Дочь моя... Ну какой любимой
так дарил я себя, как ей,
незаменимой,
незабвенной Анке моей?
Мне она, как мир, представала
в упоении, в тревоге рассвета,
в стужу сердце горячее отдавал я
за это.
Плач
«В Вислу Анку, в Вислу надо!..» —
«Папа, опомнись. Дочь-то?!» —
«Без рассуждения, без пощады,
за то, что
любить велишь все сильнее,
так что сердцу – ну хоть разбейся,
за то, что вот-вот опять засияет
букетик фиалок в Бейсцах,
а там каштаны, каштаны
– прочь, Тадзик, не надо —
за то, что у папы туманна
от любви голова, чтото в ней неладно,
что мысли так велики мои,
а действия...
что в Вислицкую базилику
шли по лестнице вместе,
что вдали собор
Казимежа, в два нефа,
что тревожит с тех пор
душу древности эхо,
что уже вплетена ты в давнее,
как орнамент,
что на устах рыдание
замирает,
что тяжко мне, ах как тяжко
ворочать мысли,
поэму придумывать нашу
о Висле». —
«Утопи меня, папа, я и так не живая...» —
«А слезы?» —
«Пусть ничьи они будут, пусть расцветает
сирень и шумят березы...»
Фильм о Висле
До устья Вислы от истоков,
до устья жизни от начала
я нес тебя на крыльях-строках,
на чутких крыльях песни мчал я.
Так мы рекой овладевали,
прекрасны были те владенья,
как свет живой из дальней дали,
как образ вечный, чуждый тленья.
От вавельских до гданьских башен,
от Новой Гуты до былого, —
до городища предков наших,
во всё любовью снова, снова
вторгались мы, чтоб словом-оком
объять истории просторы,
чтоб, в мире осмотрясь широком,
«Светает!» – возглашать упорно.
Не лги, о память!

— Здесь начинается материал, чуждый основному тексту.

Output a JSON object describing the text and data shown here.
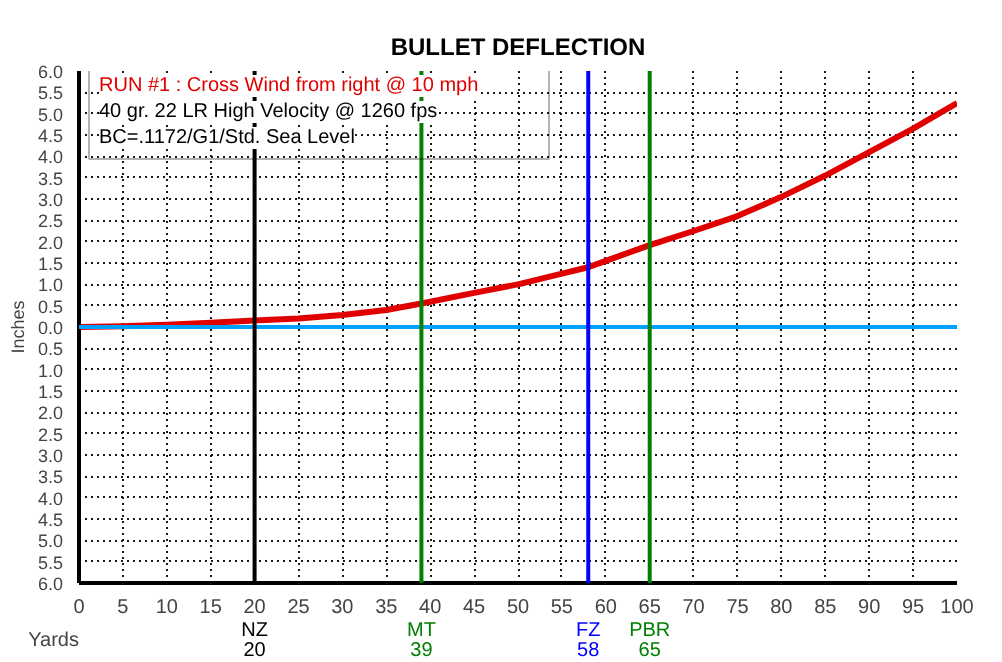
{
  "chart_data": {
    "type": "line",
    "title": "BULLET DEFLECTION",
    "xlabel": "Yards",
    "ylabel": "Inches",
    "x": [
      0,
      5,
      10,
      15,
      20,
      25,
      30,
      35,
      39,
      45,
      50,
      55,
      58,
      60,
      65,
      70,
      75,
      80,
      85,
      90,
      95,
      100
    ],
    "series": [
      {
        "color": "#e00000",
        "values": [
          0,
          0.02,
          0.05,
          0.1,
          0.15,
          0.2,
          0.28,
          0.4,
          0.55,
          0.8,
          1.0,
          1.25,
          1.4,
          1.55,
          1.92,
          2.25,
          2.6,
          3.05,
          3.55,
          4.1,
          4.65,
          5.25
        ]
      }
    ],
    "xlim": [
      0,
      100
    ],
    "xticks": [
      0,
      5,
      10,
      15,
      20,
      25,
      30,
      35,
      40,
      45,
      50,
      55,
      60,
      65,
      70,
      75,
      80,
      85,
      90,
      95,
      100
    ],
    "ylim": [
      -6,
      6
    ],
    "yticks": [
      {
        "value": -6,
        "label": "6.0"
      },
      {
        "value": -5.5,
        "label": "5.5"
      },
      {
        "value": -5,
        "label": "5.0"
      },
      {
        "value": -4.5,
        "label": "4.5"
      },
      {
        "value": -4,
        "label": "4.0"
      },
      {
        "value": -3.5,
        "label": "3.5"
      },
      {
        "value": -3,
        "label": "3.0"
      },
      {
        "value": -2.5,
        "label": "2.5"
      },
      {
        "value": -2,
        "label": "2.0"
      },
      {
        "value": -1.5,
        "label": "1.5"
      },
      {
        "value": -1,
        "label": "1.0"
      },
      {
        "value": -0.5,
        "label": "0.5"
      },
      {
        "value": 0,
        "label": "0.0"
      },
      {
        "value": 0.5,
        "label": "0.5"
      },
      {
        "value": 1,
        "label": "1.0"
      },
      {
        "value": 1.5,
        "label": "1.5"
      },
      {
        "value": 2,
        "label": "2.0"
      },
      {
        "value": 2.5,
        "label": "2.5"
      },
      {
        "value": 3,
        "label": "3.0"
      },
      {
        "value": 3.5,
        "label": "3.5"
      },
      {
        "value": 4,
        "label": "4.0"
      },
      {
        "value": 4.5,
        "label": "4.5"
      },
      {
        "value": 5,
        "label": "5.0"
      },
      {
        "value": 5.5,
        "label": "5.5"
      },
      {
        "value": 6,
        "label": "6.0"
      }
    ],
    "ref_lines": [
      {
        "axis": "y",
        "value": 0,
        "label": null,
        "color": "#00a0ff"
      },
      {
        "axis": "x",
        "value": 20,
        "label": "NZ\n20",
        "color": "#000000"
      },
      {
        "axis": "x",
        "value": 39,
        "label": "MT\n39",
        "color": "#008000"
      },
      {
        "axis": "x",
        "value": 58,
        "label": "FZ\n58",
        "color": "#0000ff"
      },
      {
        "axis": "x",
        "value": 65,
        "label": "PBR\n65",
        "color": "#008000"
      }
    ],
    "annotations": [
      "RUN #1 : Cross Wind from right @ 10 mph",
      "40 gr. 22 LR High Velocity @ 1260 fps",
      "BC=.1172/G1/Std. Sea Level"
    ],
    "grid": true,
    "line_style": "solid",
    "marker": "none"
  }
}
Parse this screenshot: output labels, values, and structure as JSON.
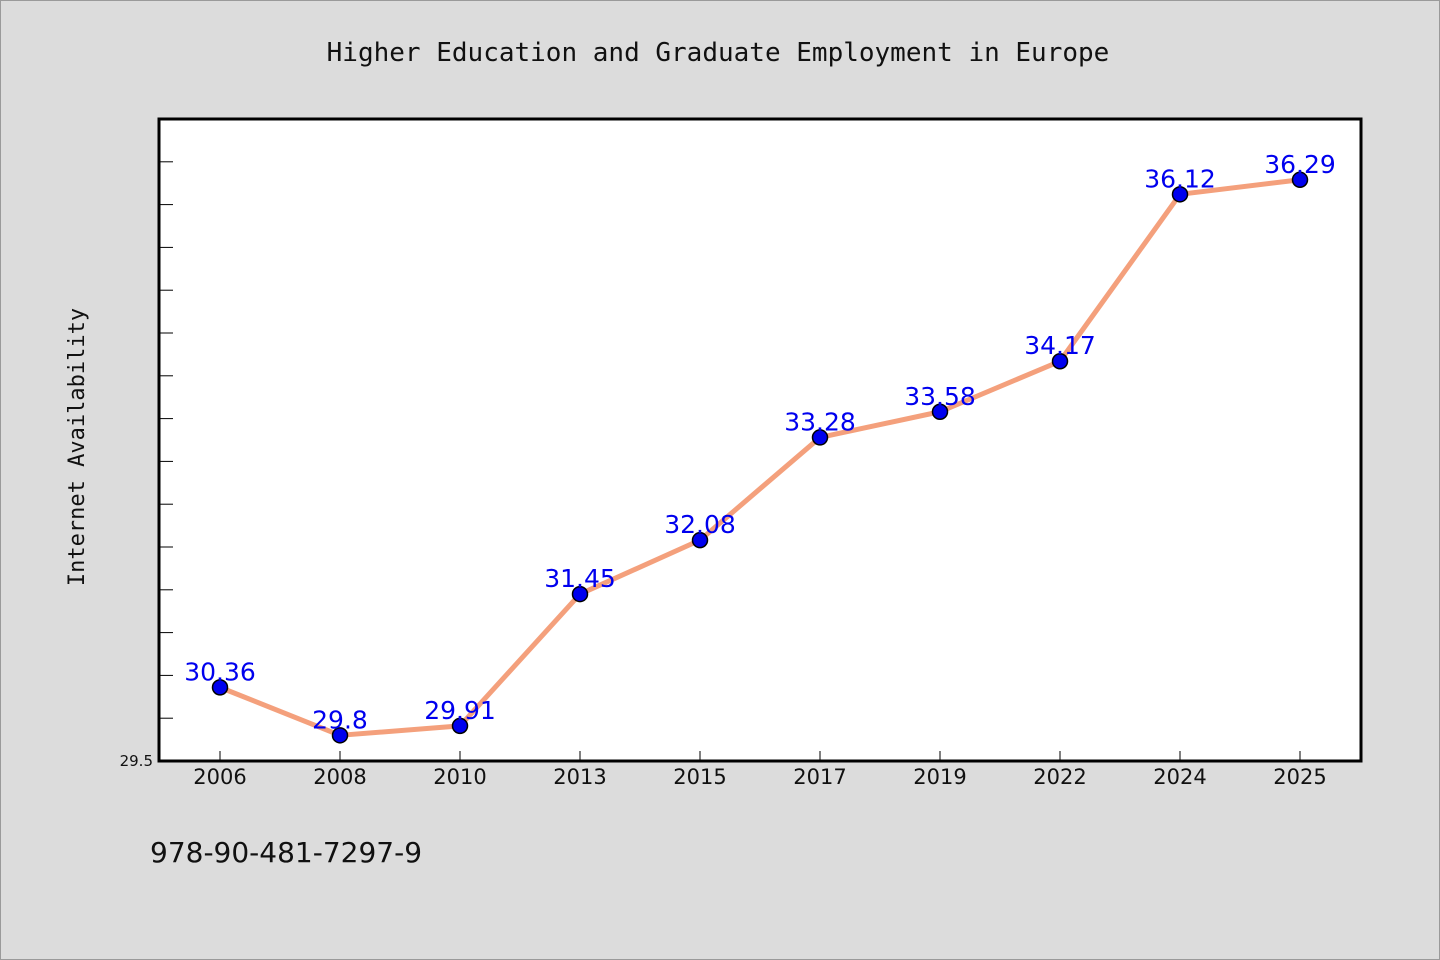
{
  "chart_data": {
    "type": "line",
    "title": "Higher Education and Graduate Employment in Europe",
    "xlabel": "",
    "ylabel": "Internet Availability",
    "categories": [
      "2006",
      "2008",
      "2010",
      "2013",
      "2015",
      "2017",
      "2019",
      "2022",
      "2024",
      "2025"
    ],
    "series": [
      {
        "values": [
          30.36,
          29.8,
          29.91,
          31.45,
          32.08,
          33.28,
          33.58,
          34.17,
          36.12,
          36.29
        ],
        "data_labels": [
          "30.36",
          "29.8",
          "29.91",
          "31.45",
          "32.08",
          "33.28",
          "33.58",
          "34.17",
          "36.12",
          "36.29"
        ]
      }
    ],
    "ylim": [
      29.5,
      37.0
    ],
    "y_tick_labels": [
      "29.5"
    ],
    "grid": false,
    "colors": {
      "line": "#f4a07c",
      "marker": "#0000ee",
      "label": "#0000ee"
    }
  },
  "footer_text": "978-90-481-7297-9"
}
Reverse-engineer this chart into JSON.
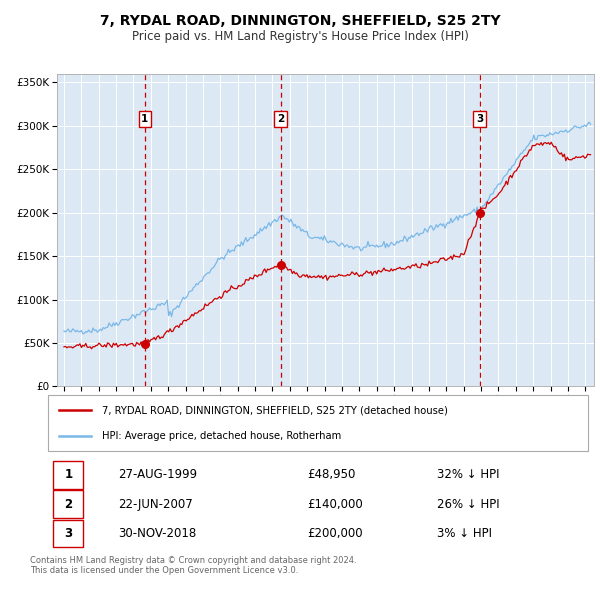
{
  "title": "7, RYDAL ROAD, DINNINGTON, SHEFFIELD, S25 2TY",
  "subtitle": "Price paid vs. HM Land Registry's House Price Index (HPI)",
  "bg_color": "#dce9f5",
  "transactions": [
    {
      "date": 1999.65,
      "price": 48950,
      "label": "1"
    },
    {
      "date": 2007.47,
      "price": 140000,
      "label": "2"
    },
    {
      "date": 2018.92,
      "price": 200000,
      "label": "3"
    }
  ],
  "transaction_info": [
    {
      "num": "1",
      "date": "27-AUG-1999",
      "price": "£48,950",
      "note": "32% ↓ HPI"
    },
    {
      "num": "2",
      "date": "22-JUN-2007",
      "price": "£140,000",
      "note": "26% ↓ HPI"
    },
    {
      "num": "3",
      "date": "30-NOV-2018",
      "price": "£200,000",
      "note": "3% ↓ HPI"
    }
  ],
  "legend_entries": [
    "7, RYDAL ROAD, DINNINGTON, SHEFFIELD, S25 2TY (detached house)",
    "HPI: Average price, detached house, Rotherham"
  ],
  "footer": "Contains HM Land Registry data © Crown copyright and database right 2024.\nThis data is licensed under the Open Government Licence v3.0.",
  "ylim": [
    0,
    360000
  ],
  "yticks": [
    0,
    50000,
    100000,
    150000,
    200000,
    250000,
    300000,
    350000
  ],
  "hpi_color": "#7ab8e8",
  "price_color": "#cc0000",
  "dashed_color": "#cc0000",
  "marker_color": "#cc0000",
  "xmin": 1994.6,
  "xmax": 2025.5
}
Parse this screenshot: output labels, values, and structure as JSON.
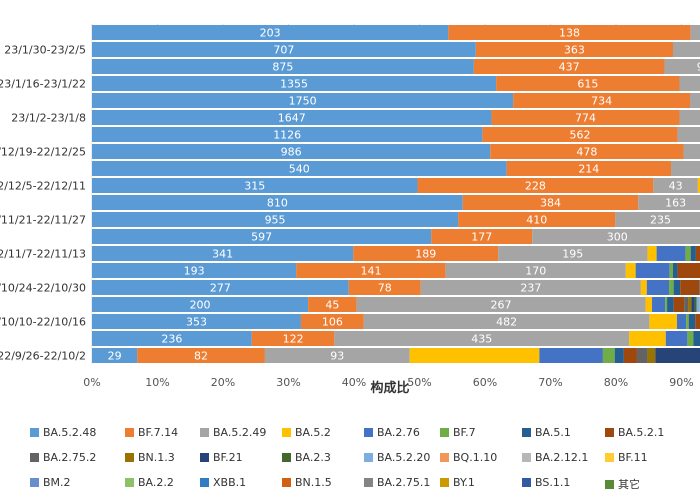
{
  "chart_data": {
    "type": "bar",
    "orientation": "horizontal-stacked-percent",
    "xlabel": "构成比",
    "xlim": [
      0,
      100
    ],
    "x_ticks": [
      "0%",
      "10%",
      "20%",
      "30%",
      "40%",
      "50%",
      "60%",
      "70%",
      "80%",
      "90%"
    ],
    "grid": true,
    "legend_position": "bottom",
    "categories": [
      "",
      "23/1/30-23/2/5",
      "",
      "23/1/16-23/1/22",
      "",
      "23/1/2-23/1/8",
      "",
      "22/12/19-22/12/25",
      "",
      "22/12/5-22/12/11",
      "",
      "22/11/21-22/11/27",
      "",
      "22/11/7-22/11/13",
      "",
      "22/10/24-22/10/30",
      "",
      "22/10/10-22/10/16",
      "",
      "22/9/26-22/10/2"
    ],
    "series": [
      {
        "name": "BA.5.2.48",
        "color": "#5b9bd5",
        "values": [
          54.4,
          58.6,
          58.3,
          61.7,
          64.3,
          61.0,
          59.6,
          60.8,
          63.3,
          49.7,
          56.6,
          55.9,
          51.8,
          39.9,
          31.2,
          39.2,
          33.0,
          31.9,
          24.4,
          6.9
        ],
        "labels": [
          "203",
          "707",
          "875",
          "1355",
          "1750",
          "1647",
          "1126",
          "986",
          "540",
          "315",
          "810",
          "955",
          "597",
          "341",
          "193",
          "277",
          "200",
          "353",
          "236",
          "29"
        ]
      },
      {
        "name": "BF.7.14",
        "color": "#ed7d31",
        "values": [
          37.0,
          30.1,
          29.1,
          28.0,
          27.0,
          28.7,
          29.8,
          29.5,
          25.1,
          36.0,
          26.8,
          24.0,
          15.4,
          22.1,
          22.8,
          11.0,
          7.4,
          9.6,
          12.6,
          19.5
        ],
        "labels": [
          "138",
          "363",
          "437",
          "615",
          "734",
          "774",
          "562",
          "478",
          "214",
          "228",
          "384",
          "410",
          "177",
          "189",
          "141",
          "78",
          "45",
          "106",
          "122",
          "82"
        ]
      },
      {
        "name": "BA.5.2.49",
        "color": "#a5a5a5",
        "values": [
          7.5,
          10.5,
          12.0,
          10.0,
          8.2,
          10.0,
          10.0,
          9.4,
          9.6,
          6.8,
          11.4,
          13.8,
          26.0,
          22.8,
          27.5,
          33.6,
          44.1,
          43.6,
          45.0,
          22.1
        ],
        "labels": [
          "",
          "",
          "98",
          "",
          "",
          "",
          "",
          "",
          "",
          "43",
          "163",
          "235",
          "300",
          "195",
          "170",
          "237",
          "267",
          "482",
          "435",
          "93"
        ]
      },
      {
        "name": "BA.5.2",
        "color": "#ffc000",
        "values": [
          0,
          0,
          0,
          0,
          0,
          0,
          0,
          0,
          0,
          1.5,
          0,
          0,
          0,
          1.4,
          1.5,
          0.9,
          1.0,
          4.2,
          5.6,
          19.8
        ],
        "labels": []
      },
      {
        "name": "BA.2.76",
        "color": "#4472c4",
        "values": [
          0,
          0,
          0,
          0,
          0,
          0,
          0,
          0,
          0,
          0,
          0,
          0,
          0,
          4.4,
          5.2,
          3.4,
          2.0,
          1.4,
          3.3,
          9.7
        ],
        "labels": []
      },
      {
        "name": "BF.7",
        "color": "#70ad47",
        "values": [
          0,
          0,
          0,
          0,
          0,
          0,
          0,
          0,
          0,
          0,
          0,
          0,
          0,
          0.8,
          0.5,
          0.7,
          0.3,
          0.4,
          0.9,
          1.8
        ],
        "labels": []
      },
      {
        "name": "BA.5.1",
        "color": "#255e91",
        "values": [
          0,
          0,
          0,
          0,
          0,
          0,
          0,
          0,
          0,
          0,
          0,
          0,
          0,
          0.8,
          0.7,
          1.0,
          1.0,
          1.0,
          1.2,
          1.4
        ],
        "labels": []
      },
      {
        "name": "BA.5.2.1",
        "color": "#9e480e",
        "values": [
          0,
          0,
          0,
          0,
          0,
          0,
          0,
          0,
          0,
          0,
          0,
          0,
          0,
          1.0,
          4.1,
          2.9,
          1.6,
          1.0,
          0.8,
          2.0
        ],
        "labels": []
      },
      {
        "name": "BA.2.75.2",
        "color": "#636363",
        "values": [
          0,
          0,
          0,
          0,
          0,
          0,
          0,
          0,
          0,
          0,
          0,
          0,
          0,
          0.5,
          0.4,
          0.4,
          0.6,
          0.5,
          0.4,
          1.6
        ],
        "labels": []
      },
      {
        "name": "BN.1.3",
        "color": "#997300",
        "values": [
          0,
          0,
          0,
          0,
          0,
          0,
          0,
          0,
          0,
          0,
          0,
          0,
          0,
          0.5,
          0.3,
          0.4,
          0.5,
          0.5,
          0.4,
          1.2
        ],
        "labels": []
      },
      {
        "name": "BF.21",
        "color": "#264478",
        "values": [
          0,
          0,
          0,
          0,
          0,
          0,
          0,
          0,
          0,
          0,
          0,
          0,
          0,
          0.5,
          0.5,
          0.5,
          0.5,
          0.5,
          0.5,
          9.5
        ],
        "labels": []
      },
      {
        "name": "BA.2.3",
        "color": "#43682b",
        "values": [
          0,
          0,
          0,
          0,
          0,
          0,
          0,
          0,
          0,
          0,
          0,
          0,
          0,
          0.3,
          0.3,
          0.3,
          0.3,
          0.3,
          0.3,
          0.5
        ],
        "labels": []
      },
      {
        "name": "BA.5.2.20",
        "color": "#7cafdd",
        "values": [
          0.3,
          0.2,
          0.2,
          0.1,
          0.1,
          0.1,
          0.2,
          0.1,
          0.3,
          0.6,
          0.3,
          0.6,
          0.8,
          0.3,
          0.4,
          0.3,
          0.5,
          0.4,
          0.6,
          0.9
        ],
        "labels": []
      },
      {
        "name": "BQ.1.10",
        "color": "#f1975a",
        "values": [
          0.3,
          0.2,
          0.1,
          0.1,
          0.1,
          0.1,
          0.2,
          0.1,
          0.3,
          0.4,
          0.3,
          0.3,
          0.5,
          0.3,
          0.3,
          0.3,
          0.3,
          0.3,
          0.3,
          0.3
        ],
        "labels": []
      },
      {
        "name": "BA.2.12.1",
        "color": "#b7b7b7",
        "values": [
          0.2,
          0.2,
          0.1,
          0.05,
          0.1,
          0.05,
          0.1,
          0.05,
          0.5,
          0.5,
          0.6,
          0.5,
          0.8,
          0.3,
          0.3,
          0.3,
          0.3,
          0.3,
          0.3,
          0.3
        ],
        "labels": []
      },
      {
        "name": "BF.11",
        "color": "#ffcd33",
        "values": [
          0,
          0,
          0,
          0,
          0,
          0,
          0,
          0,
          0,
          0.5,
          0,
          0,
          0,
          0.2,
          0.2,
          0.2,
          0.2,
          0.2,
          0.2,
          0.2
        ],
        "labels": []
      },
      {
        "name": "BM.2",
        "color": "#698ed0",
        "values": [
          0,
          0,
          0,
          0,
          0,
          0,
          0,
          0,
          0,
          0.2,
          0,
          0,
          0,
          0.2,
          0.2,
          0.2,
          0.2,
          0.2,
          0.2,
          0.2
        ],
        "labels": []
      },
      {
        "name": "BA.2.2",
        "color": "#8cc168",
        "values": [
          0,
          0,
          0,
          0,
          0,
          0,
          0,
          0,
          0,
          0.2,
          0,
          0,
          0,
          0.2,
          0.2,
          0.2,
          0.2,
          0.2,
          0.2,
          0.2
        ],
        "labels": []
      },
      {
        "name": "XBB.1",
        "color": "#327dc2",
        "values": [
          0,
          0,
          0,
          0,
          0,
          0,
          0,
          0,
          0,
          0.2,
          0,
          0,
          0,
          0.2,
          0.2,
          0.2,
          0.2,
          0.2,
          0.2,
          0.2
        ],
        "labels": []
      },
      {
        "name": "BN.1.5",
        "color": "#d26012",
        "values": [
          0,
          0,
          0,
          0,
          0,
          0,
          0,
          0,
          0,
          0.2,
          0,
          0,
          0,
          0.2,
          0.2,
          0.2,
          0.2,
          0.2,
          0.2,
          0.2
        ],
        "labels": []
      },
      {
        "name": "BA.2.75.1",
        "color": "#848484",
        "values": [
          0,
          0,
          0,
          0,
          0,
          0,
          0,
          0,
          0,
          0.2,
          0,
          0,
          0,
          0.2,
          0.2,
          0.2,
          0.2,
          0.2,
          0.2,
          0.2
        ],
        "labels": []
      },
      {
        "name": "BY.1",
        "color": "#cc9a00",
        "values": [
          0,
          0,
          0,
          0,
          0,
          0,
          0,
          0,
          0,
          0.2,
          0,
          0,
          0,
          0.2,
          0.2,
          0.2,
          0.2,
          0.2,
          0.2,
          0.2
        ],
        "labels": []
      },
      {
        "name": "BS.1.1",
        "color": "#335aa1",
        "values": [
          0,
          0,
          0,
          0,
          0,
          0,
          0,
          0,
          0,
          0.2,
          0,
          0,
          0,
          0.2,
          0.2,
          0.2,
          0.2,
          0.2,
          0.2,
          0.2
        ],
        "labels": []
      },
      {
        "name": "其它",
        "color": "#5a8a39",
        "values": [
          0.3,
          0.2,
          0.2,
          0.05,
          0.2,
          0.05,
          0.1,
          0.05,
          0.9,
          2.6,
          0.0,
          0.0,
          0.0,
          1.6,
          2.6,
          1.8,
          1.7,
          1.3,
          1.4,
          0.7
        ],
        "labels": []
      }
    ]
  }
}
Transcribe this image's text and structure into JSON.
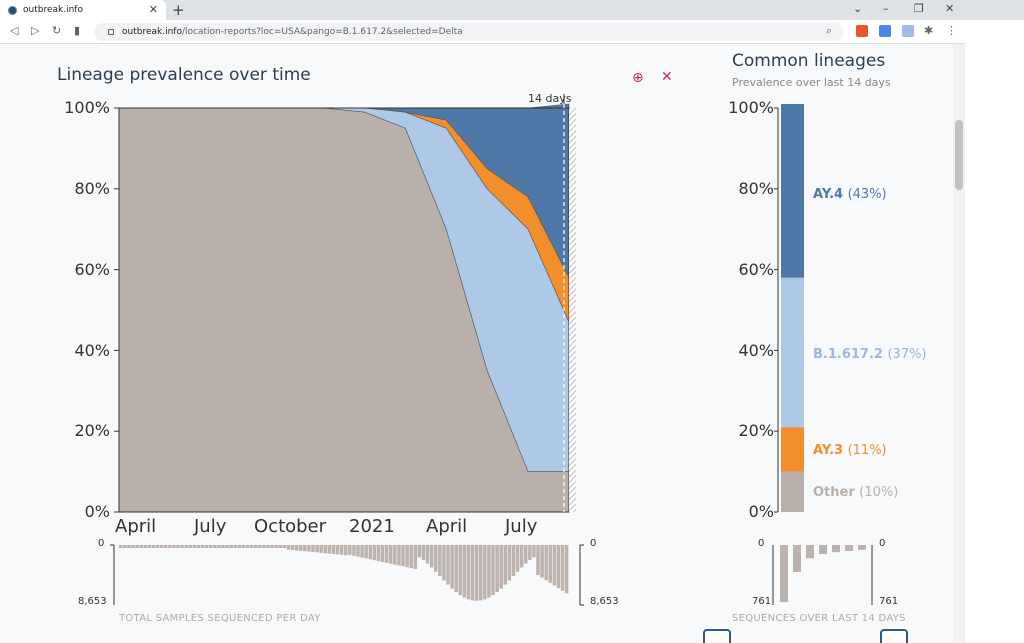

Меркнет образ,
уже экран в тумане Вислы,
и этот плот, и крышка гроба,
и солнце красное повисло,
мост сокрушенный, льдины, скрежет,
дым над трубою заводскою,
последний вечер в Казимеже...
Как совладать с тоской такою?
Ах, что я делаю? Я тени
ловлю в погоне за тобою,
А разум требует: забвенье,
а сердце держится любовью.
Анка
Аня, вслух говорю, но тихонько – так лучше, так проще,
чтобы самая чуткая мысль моя не ускользнула.
Вот без малого год, как, ослепший, иду на ощупь
за тобой, которая от меня ускользнула.
Вслух говорю, но тихонько, тихонько,
чтобы Эве не было слышно.
Окошко закрыто, хоть неподалёку,
я ручаюсь – там ничего не слышно.
Из Юраты, отсюда – помнишь ты это? —
мы пробирались рекою Вислой,
к белому ль свету, к тому ли свету,
но ничего из того не вышло.
Анюля! С тех пор как пусто и немо
без тебя – смелее еще, грознее
я опять принялся за поэму,
которой быть «Свадьбой» моею.
На нашей земле не бывать Хиросиме,
станут вместе плясать тополя да ивы,
плоцкой стужи мы не боимся зимней,
плоцкой осени мгла поплывет лениво.
Ничего не сказал я тебе о Висле,
того, что сердце хотело.
Но поверь – все сейчас от тебя зависит,
все стихи мои, каждая мысль и дело.
Ты будешь их сутью, душою тайной,
во всех испытаньях мы будем вместе,
будут петь соловьи и в любых испытаньях
тебе свои соловьиные песни.
Ты первейшая самая, пусть неживая,
далекая – только куда тебе деться?
Из тысяч единственная, родная...
Ждет отец твой...
Обещание
Доченька, далекая дочка,
пусто, пусто вокруг, уныло,
сердце мое кровоточит,
сердце ждет... ничего не забыло.
Ведь не совсем умерла ты:
мы же вместе трудиться будем.
Все исполню, что обещал когдато:
понесу стихи свои людям,
стихи одарят их любовью, силою,
заставят верить и улыбаться,
хоть нелегко мне, доченька милая,
идти и под тяжестью строк сгибаться...
Страшной птицей ночь надо мной кружится,
сердце терзает в клочья.
Оторву, оторву я крылья у птицы,
вырвусь, вырвусь из мрака прочь я.
Моё сердце
Мое сердце – сердце из плоти —
изучили врачи отлично.
«До ста лет, бог даст, проживете», —
обещают они привычно.
Мое сердце, скорбью больное,
одному лишь подвластно чувству:
мне одной не хватает, одной лишь,
без которой в комнате пусто.
Где любимые, где? Не слышу я
зова их... только тишь полночная.
А быть может, слеза, повисшая
на ресницах, – умершая дочь моя?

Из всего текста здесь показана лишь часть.